Viktor spürte einen Stich in Herznähe. Blöde Sache. Helga hatte seinerzeit ganz trocken gesagt, bei ihrem Vater fände sie immer ein Unterkommen; aber so hatte sie sich das sicher nicht vorgestellt. Mal sehen, was er für das Mädel tun konnte.

„Also, Schimmel, dann lassen Sie uns mal zur Sache kommen. Was haben Sie für mich, wo setzen wir an, und was hat Bimböse hier noch zu suchen?“

 

Zwei Stunden später war die Firma Geschichte. Bimböse hatte mit kalkweißem Gesicht das Büro verlassen, Schimmel war mit dem Namen des Käufers herausgerückt – eine hervorragende Wahl, wie Bötz zugeben musste – und der Kaufpreis entsprach vollkommen seinen Vorstellungen. Damit würden sie ohne jede Sorge in die Zukunft sehen können, er und Bea, egal, wie lange diese Zukunft dauern würde.

Schimmel hatte so etwas wie feuchte Augen bekommen beim Abschied und fest versprochen, einmal zu Besuch zu kommen, „da draußen, in der Pampa. Waren ja immer ein guter Klient, Bötz, alles was recht ist. Haben uns immer gut verstanden, nicht? Wünsche Ihnen viel Erfolg. Alles Gute.“ Es nahm gar kein Ende. Da wurde dieser ausgefuchste Anwalt auf seine alten Tage sentimental, wer hätte das gedacht.

Jetzt ging es auf in die nächste Runde. Die Grunewaldvilla in Zehlendorf. Zum Glück war Bea nicht mitgekommen. Sie hatte doch sehr an dem alten Steinhaufen gehangen.

Er rief die Makleragentur an und verabredete einen Termin für den nächsten Vormittag. So blieb ihm Zeit für einen anderen Besuch. Er ging zu Fuß und nahm Abschied von seinem geliebten Berlin.

Helgas alter Herr lag in der Charité. Unten an der Information erfuhr Viktor, dass er die Intensivstation noch nicht verlassen hatte.

Helga stand an der Glasscheibe und sah traurig aus. Sie wandte keinen Blick von ihrem Vater, der mit blassem, eingefallenem Gesicht da drin lag, als wäre er schon gestorben. Sie bemerkte Viktor erst, als er direkt neben ihr stand.

„Herr Bötz!“ Sie war so überrascht, dass ihr nicht einmal das altgewohnte „Chef!“ über die Lippen kam.

„Hallo, Helga. Ich hab’s vorhin von Schimmel erfahren. Es tut mir leid.“

Helga wandte sich wieder der Glasscheibe zu. „Ja, so ist das, Herr Bötz. Man lebt und schafft und scheffelt, und dann trifft’s einen aus heiterem Himmel. Papa hat immer gesund gelebt, obwohl er in seinem Gasthaus Hausmannskost angeboten hat, und die ist ja eher schlecht für die Arterien. Aber er selbst hat ja kaum was gegessen. Den ganzen Tag am Laufen, jeden Sonntag ins Schwimmbad. Zwanzig Bahnen, jede Woche. Und dann Herzinfarkt. Ich meine, wenn ein Schreibtischtäter, jemand wie Sie… Oh, verzeihen Sie, Herr Bötz, ich…“

Viktor schüttelte den Kopf. „Sie haben ja recht, Helga. Ich wäre viel eher prädestiniert für so einen Schlag. Aber das sollten wir jetzt nicht vertiefen.“

Er nahm sie beim Arm und zog sie zu einem kleinen Tisch, der in der Nähe stand. Sie setzten sich.
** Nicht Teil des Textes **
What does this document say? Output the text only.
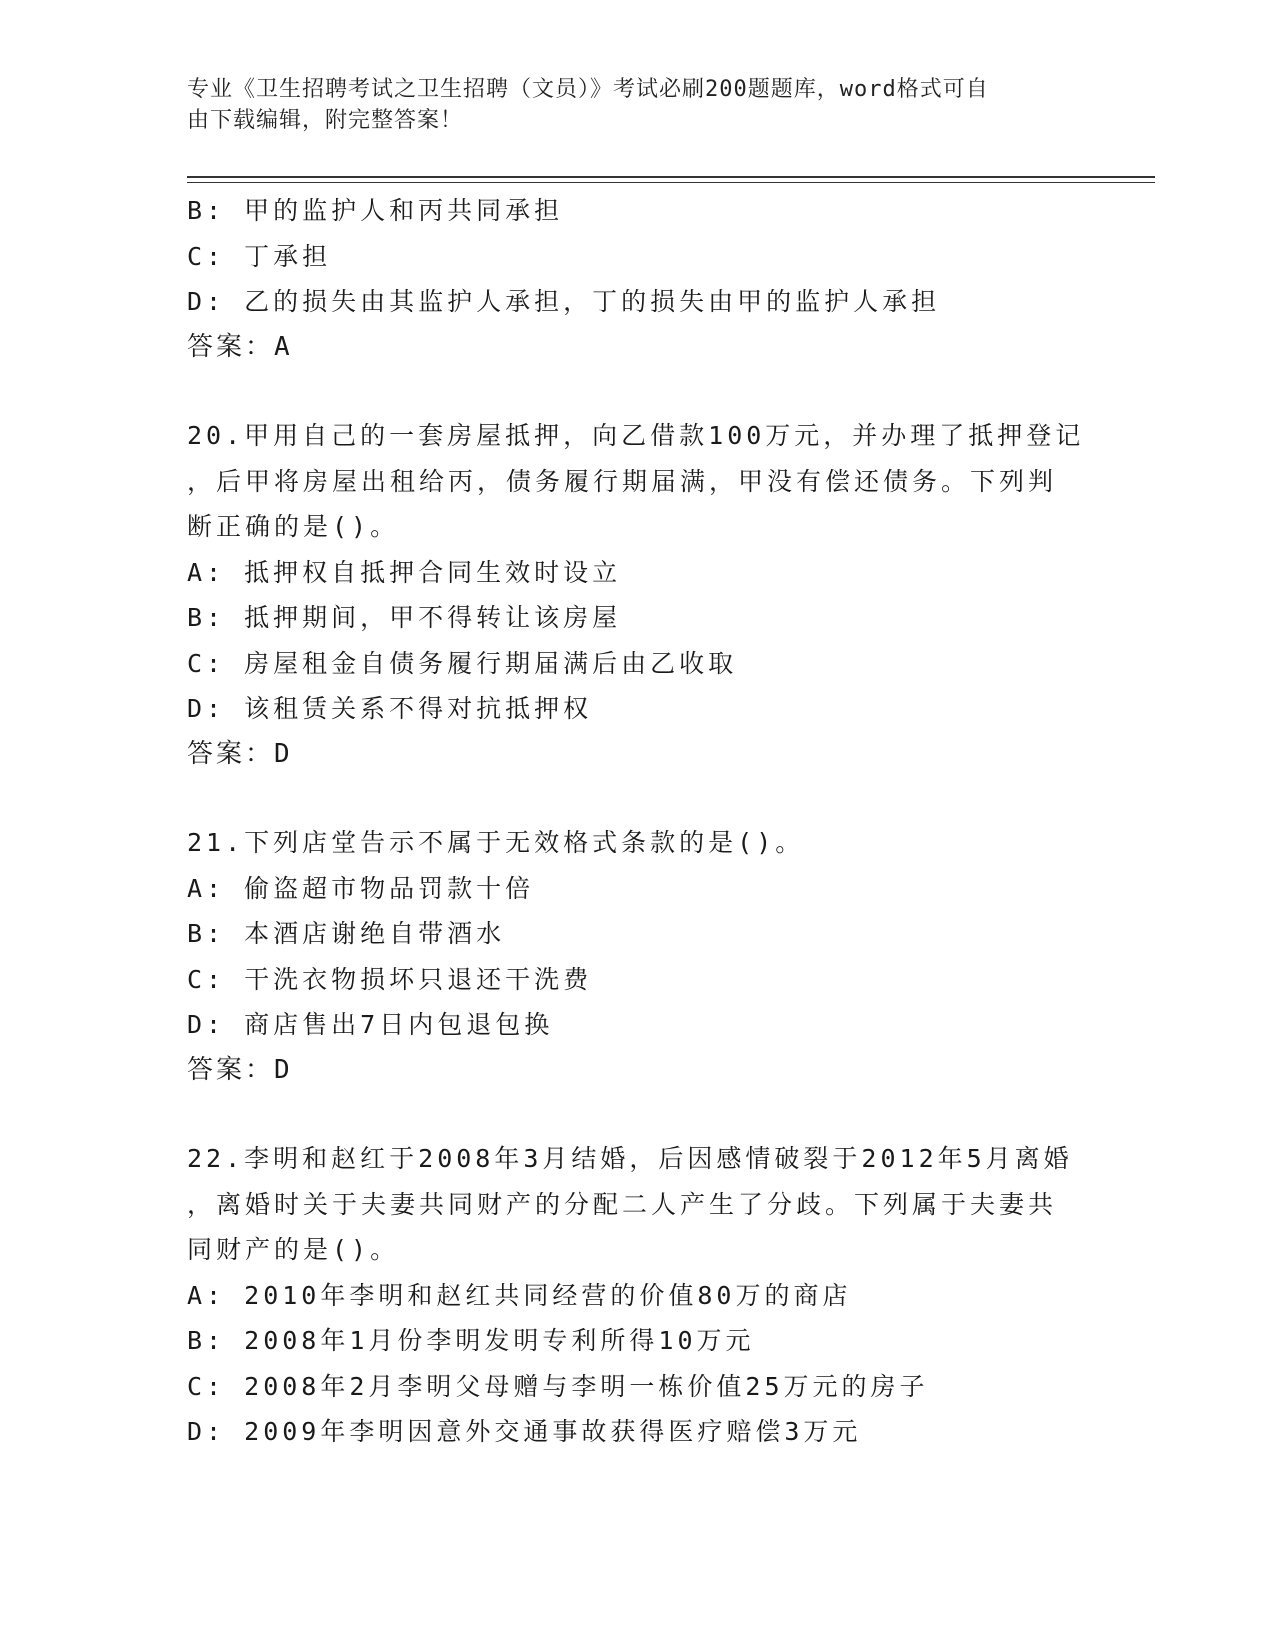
专业《卫生招聘考试之卫生招聘（文员）》考试必刷200题题库，word格式可自
由下载编辑，附完整答案！
B: 甲的监护人和丙共同承担
C: 丁承担
D: 乙的损失由其监护人承担，丁的损失由甲的监护人承担
答案：A
20.甲用自己的一套房屋抵押，向乙借款100万元，并办理了抵押登记
，后甲将房屋出租给丙，债务履行期届满，甲没有偿还债务。下列判
断正确的是()。
A: 抵押权自抵押合同生效时设立
B: 抵押期间，甲不得转让该房屋
C: 房屋租金自债务履行期届满后由乙收取
D: 该租赁关系不得对抗抵押权
答案：D
21.下列店堂告示不属于无效格式条款的是()。
A: 偷盗超市物品罚款十倍
B: 本酒店谢绝自带酒水
C: 干洗衣物损坏只退还干洗费
D: 商店售出7日内包退包换
答案：D
22.李明和赵红于2008年3月结婚，后因感情破裂于2012年5月离婚
，离婚时关于夫妻共同财产的分配二人产生了分歧。下列属于夫妻共
同财产的是()。
A: 2010年李明和赵红共同经营的价值80万的商店
B: 2008年1月份李明发明专利所得10万元
C: 2008年2月李明父母赠与李明一栋价值25万元的房子
D: 2009年李明因意外交通事故获得医疗赔偿3万元
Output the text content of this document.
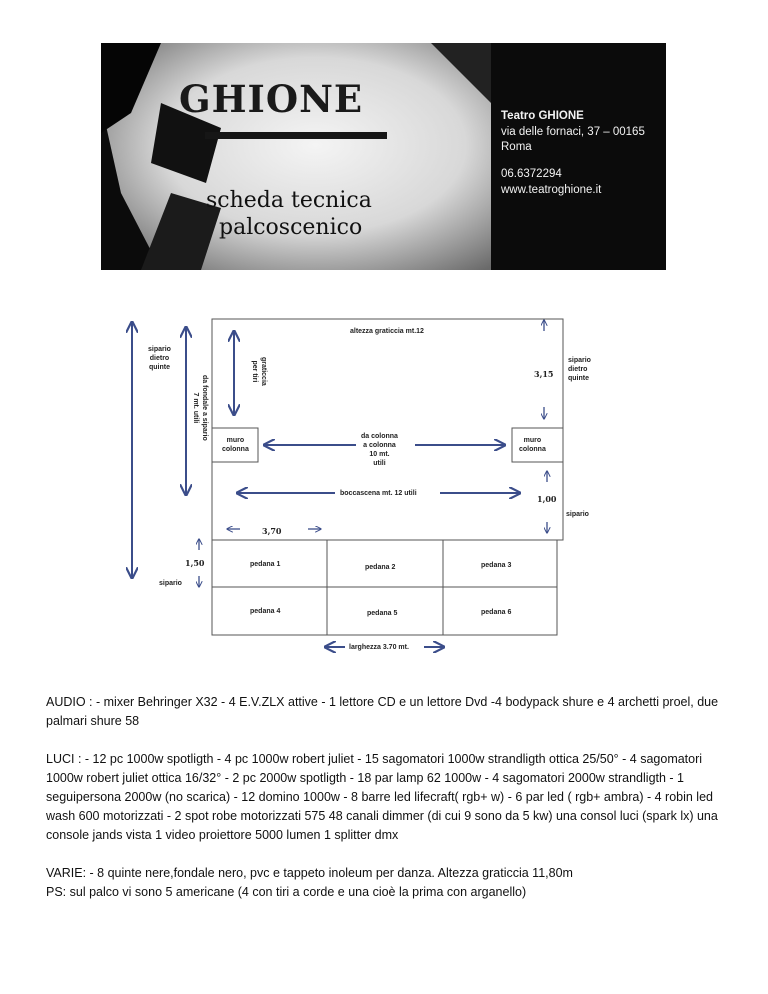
GHIONE
scheda tecnica
palcoscenico
Teatro GHIONE
via delle fornaci, 37 – 00165
Roma
06.6372294
www.teatroghione.it
altezza graticcia mt.12
sipario
dietro
quinte
sipario
dietro
quinte
graticcia
per tiri
da fondale a sipario
7 mt. utili
3,15
muro
colonna
muro
colonna
da colonna
a colonna
10 mt.
utili
boccascena mt. 12 utili
1,00
sipario
3,70
1,50
sipario
pedana 1	pedana 2	pedana 3
pedana 4	pedana 5	pedana 6
larghezza 3.70 mt.
AUDIO : - mixer Behringer X32 - 4 E.V.ZLX attive - 1 lettore CD e un lettore Dvd -4 bodypack shure e 4 archetti proel, due palmari shure 58
LUCI : - 12 pc 1000w spotligth - 4 pc 1000w robert juliet - 15 sagomatori 1000w strandligth ottica 25/50° - 4 sagomatori 1000w robert juliet ottica 16/32° - 2 pc 2000w spotligth - 18 par lamp 62 1000w - 4 sagomatori 2000w strandligth - 1 seguipersona 2000w (no scarica) - 12 domino 1000w - 8 barre led lifecraft( rgb+ w) - 6 par led ( rgb+ ambra) - 4 robin led wash 600 motorizzati - 2 spot robe motorizzati 575 48 canali dimmer (di cui 9 sono da 5 kw) una consol luci (spark lx) una console jands vista 1 video proiettore 5000 lumen 1 splitter dmx
VARIE: - 8 quinte nere,fondale nero, pvc e tappeto inoleum per danza. Altezza graticcia 11,80m
PS: sul palco vi sono 5 americane (4 con tiri a corde e una cioè la prima con arganello)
„Helga, ich möchte Ihnen etwas anbieten. Sie wissen doch, mein Schloss. Die Firma ist verkauft, morgen wird die Villa abgewickelt, und zum guten Schluss mache ich noch einen Besuch bei meinem Herrn Weber. Dann muss es gut sein, und dann kehre ich Berlin den Rücken.

Wenn es Ihrem Vater wieder besser geht, dann möchte ich, dass Sie uns mal besuchen. Es gibt diesen kleinen Ort, der zum Schloss gehört. Eine Kneipe gibt es auch schon, aber die will ich Ihnen oder Ihrem alten Herrn nicht zumuten. Kommen Sie, besuchen Sie uns, lassen Sie die Gegend und den See auf sich wirken, und dann überlegen wir, ob Sie bleiben wollen. Ihr Vater kann sich erholen, und Sie könnten – für mich arbeiten. Wie bisher. Oder für meine Frau. Die Bücher führen, meine Korrespondenz machen, solche Dinge.“

Er redete immer weiter, obwohl er die Ablehnung in ihren Augen längst gesehen hatte.
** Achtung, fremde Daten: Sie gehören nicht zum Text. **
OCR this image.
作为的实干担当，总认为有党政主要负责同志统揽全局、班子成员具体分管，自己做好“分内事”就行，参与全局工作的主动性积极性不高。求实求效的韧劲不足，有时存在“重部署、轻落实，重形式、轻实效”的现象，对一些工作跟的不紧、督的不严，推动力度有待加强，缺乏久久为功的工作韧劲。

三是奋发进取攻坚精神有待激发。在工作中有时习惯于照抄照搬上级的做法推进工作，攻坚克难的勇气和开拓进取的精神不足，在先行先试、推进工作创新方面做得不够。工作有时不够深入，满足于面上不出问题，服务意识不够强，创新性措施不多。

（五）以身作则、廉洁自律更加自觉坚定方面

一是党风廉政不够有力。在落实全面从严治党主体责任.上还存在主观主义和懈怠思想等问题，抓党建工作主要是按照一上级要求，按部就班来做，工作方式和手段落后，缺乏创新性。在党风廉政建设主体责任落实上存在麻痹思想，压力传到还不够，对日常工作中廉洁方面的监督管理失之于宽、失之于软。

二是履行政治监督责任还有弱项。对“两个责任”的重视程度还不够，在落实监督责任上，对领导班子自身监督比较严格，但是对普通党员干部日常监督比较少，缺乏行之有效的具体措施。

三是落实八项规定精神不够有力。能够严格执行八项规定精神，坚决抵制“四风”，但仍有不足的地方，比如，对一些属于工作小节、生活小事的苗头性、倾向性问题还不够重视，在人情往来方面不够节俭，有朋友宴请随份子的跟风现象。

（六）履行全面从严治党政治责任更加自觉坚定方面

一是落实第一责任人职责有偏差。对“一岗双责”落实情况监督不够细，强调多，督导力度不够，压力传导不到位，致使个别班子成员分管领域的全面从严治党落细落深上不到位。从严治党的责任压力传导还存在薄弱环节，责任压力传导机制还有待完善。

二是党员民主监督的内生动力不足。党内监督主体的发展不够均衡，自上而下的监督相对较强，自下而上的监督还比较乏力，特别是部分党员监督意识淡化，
„Lassen Sie gut sein, Chef. Sie müssen nichts für uns tun. Wir kommen schon zurecht. Aber neugierig bin ich schon, auf Ihr Schloss. Einen Besuch werden wir bestimmt machen, wenn es Papa wieder besser geht. Alles weitere ist ja noch so weit weg.“

Viktor gab es schließlich auf, er wusste, dass sie recht hatte.
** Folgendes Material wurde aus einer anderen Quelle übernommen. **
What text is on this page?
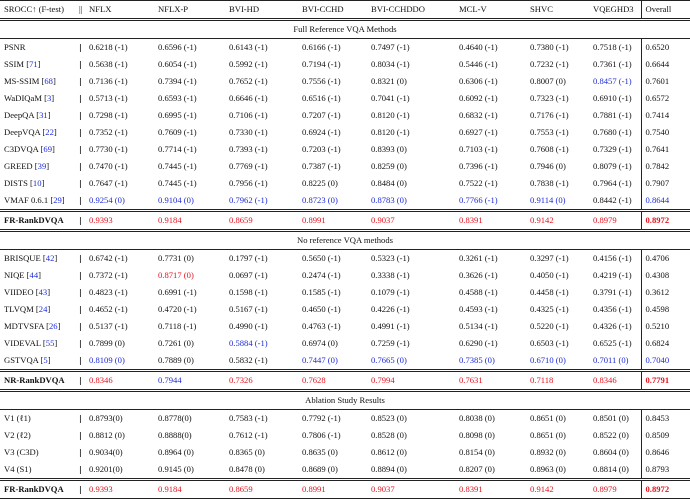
SROCC↑ (F-test)	||	NFLX	NFLX-P	BVI-HD	BVI-CCHD	BVI-CCHDDO	MCL-V	SHVC	VQEGHD3	Overall	
Full Reference VQA Methods											
PSNR	||	0.6218 (-1)	0.6596 (-1)	0.6143 (-1)	0.6166 (-1)	0.7497 (-1)	0.4640 (-1)	0.7380 (-1)	0.7518 (-1)	0.6520	
SSIM [71]	||	0.5638 (-1)	0.6054 (-1)	0.5992 (-1)	0.7194 (-1)	0.8034 (-1)	0.5446 (-1)	0.7232 (-1)	0.7361 (-1)	0.6644	
MS-SSIM [68]	||	0.7136 (-1)	0.7394 (-1)	0.7652 (-1)	0.7556 (-1)	0.8321 (0)	0.6306 (-1)	0.8007 (0)	0.8457 (-1)	0.7601	
WaDIQaM [3]	||	0.5713 (-1)	0.6593 (-1)	0.6646 (-1)	0.6516 (-1)	0.7041 (-1)	0.6092 (-1)	0.7323 (-1)	0.6910 (-1)	0.6572	
DeepQA [31]	||	0.7298 (-1)	0.6995 (-1)	0.7106 (-1)	0.7207 (-1)	0.8120 (-1)	0.6832 (-1)	0.7176 (-1)	0.7881 (-1)	0.7414	
DeepVQA [22]	||	0.7352 (-1)	0.7609 (-1)	0.7330 (-1)	0.6924 (-1)	0.8120 (-1)	0.6927 (-1)	0.7553 (-1)	0.7680 (-1)	0.7540	
C3DVQA [69]	||	0.7730 (-1)	0.7714 (-1)	0.7393 (-1)	0.7203 (-1)	0.8393 (0)	0.7103 (-1)	0.7608 (-1)	0.7329 (-1)	0.7641	
GREED [39]	||	0.7470 (-1)	0.7445 (-1)	0.7769 (-1)	0.7387 (-1)	0.8259 (0)	0.7396 (-1)	0.7946 (0)	0.8079 (-1)	0.7842	
DISTS [10]	||	0.7647 (-1)	0.7445 (-1)	0.7956 (-1)	0.8225 (0)	0.8484 (0)	0.7522 (-1)	0.7838 (-1)	0.7964 (-1)	0.7907	
VMAF 0.6.1 [29]	||	0.9254 (0)	0.9104 (0)	0.7962 (-1)	0.8723 (0)	0.8783 (0)	0.7766 (-1)	0.9114 (0)	0.8442 (-1)	0.8644	
FR-RankDVQA	||	0.9393	0.9184	0.8659	0.8991	0.9037	0.8391	0.9142	0.8979	0.8972	
No reference VQA methods											
BRISQUE [42]	||	0.6742 (-1)	0.7731 (0)	0.1797 (-1)	0.5650 (-1)	0.5323 (-1)	0.3261 (-1)	0.3297 (-1)	0.4156 (-1)	0.4706	
NIQE [44]	||	0.7372 (-1)	0.8717 (0)	0.0697 (-1)	0.2474 (-1)	0.3338 (-1)	0.3626 (-1)	0.4050 (-1)	0.4219 (-1)	0.4308	
VIIDEO [43]	||	0.4823 (-1)	0.6991 (-1)	0.1598 (-1)	0.1585 (-1)	0.1079 (-1)	0.4588 (-1)	0.4458 (-1)	0.3791 (-1)	0.3612	
TLVQM [24]	||	0.4652 (-1)	0.4720 (-1)	0.5167 (-1)	0.4650 (-1)	0.4226 (-1)	0.4593 (-1)	0.4325 (-1)	0.4356 (-1)	0.4598	
MDTVSFA [26]	||	0.5137 (-1)	0.7118 (-1)	0.4990 (-1)	0.4763 (-1)	0.4991 (-1)	0.5134 (-1)	0.5220 (-1)	0.4326 (-1)	0.5210	
VIDEVAL [55]	||	0.7899 (0)	0.7261 (0)	0.5884 (-1)	0.6974 (0)	0.7259 (-1)	0.6290 (-1)	0.6503 (-1)	0.6525 (-1)	0.6824	
GSTVQA [5]	||	0.8109 (0)	0.7889 (0)	0.5832 (-1)	0.7447 (0)	0.7665 (0)	0.7385 (0)	0.6710 (0)	0.7011 (0)	0.7040	
NR-RankDVQA	||	0.8346	0.7944	0.7326	0.7628	0.7994	0.7631	0.7118	0.8346	0.7791	
Ablation Study Results											
V1 (ℓ1)	||	0.8793(0)	0.8778(0)	0.7583 (-1)	0.7792 (-1)	0.8523 (0)	0.8038 (0)	0.8651 (0)	0.8501 (0)	0.8453	
V2 (ℓ2)	||	0.8812 (0)	0.8888(0)	0.7612 (-1)	0.7806 (-1)	0.8528 (0)	0.8098 (0)	0.8651 (0)	0.8522 (0)	0.8509	
V3 (C3D)	||	0.9034(0)	0.8964 (0)	0.8365 (0)	0.8635 (0)	0.8612 (0)	0.8154 (0)	0.8932 (0)	0.8604 (0)	0.8646	
V4 (S1)	||	0.9201(0)	0.9145 (0)	0.8478 (0)	0.8689 (0)	0.8894 (0)	0.8207 (0)	0.8963 (0)	0.8814 (0)	0.8793	
FR-RankDVQA	||	0.9393	0.9184	0.8659	0.8991	0.9037	0.8391	0.9142	0.8979	0.8972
Als er die Charité wieder verließ, dachte er: „Bestimmt ist es besser so. Ich wollte ja alles hinter mir lassen. Nachher hab ich sie alle wieder am Hals: Helga, den alten Weber, und am Ende womöglich noch Bimböse. Und da sei Gott vor.“

Er wandte seine Schritte zum Hotel Adlon, wo er sich für die Nacht einquartieren wollte. Unter dem Arm trug er seine Hertha-Uhr, nunmehr das einzige Andenken an die Firma.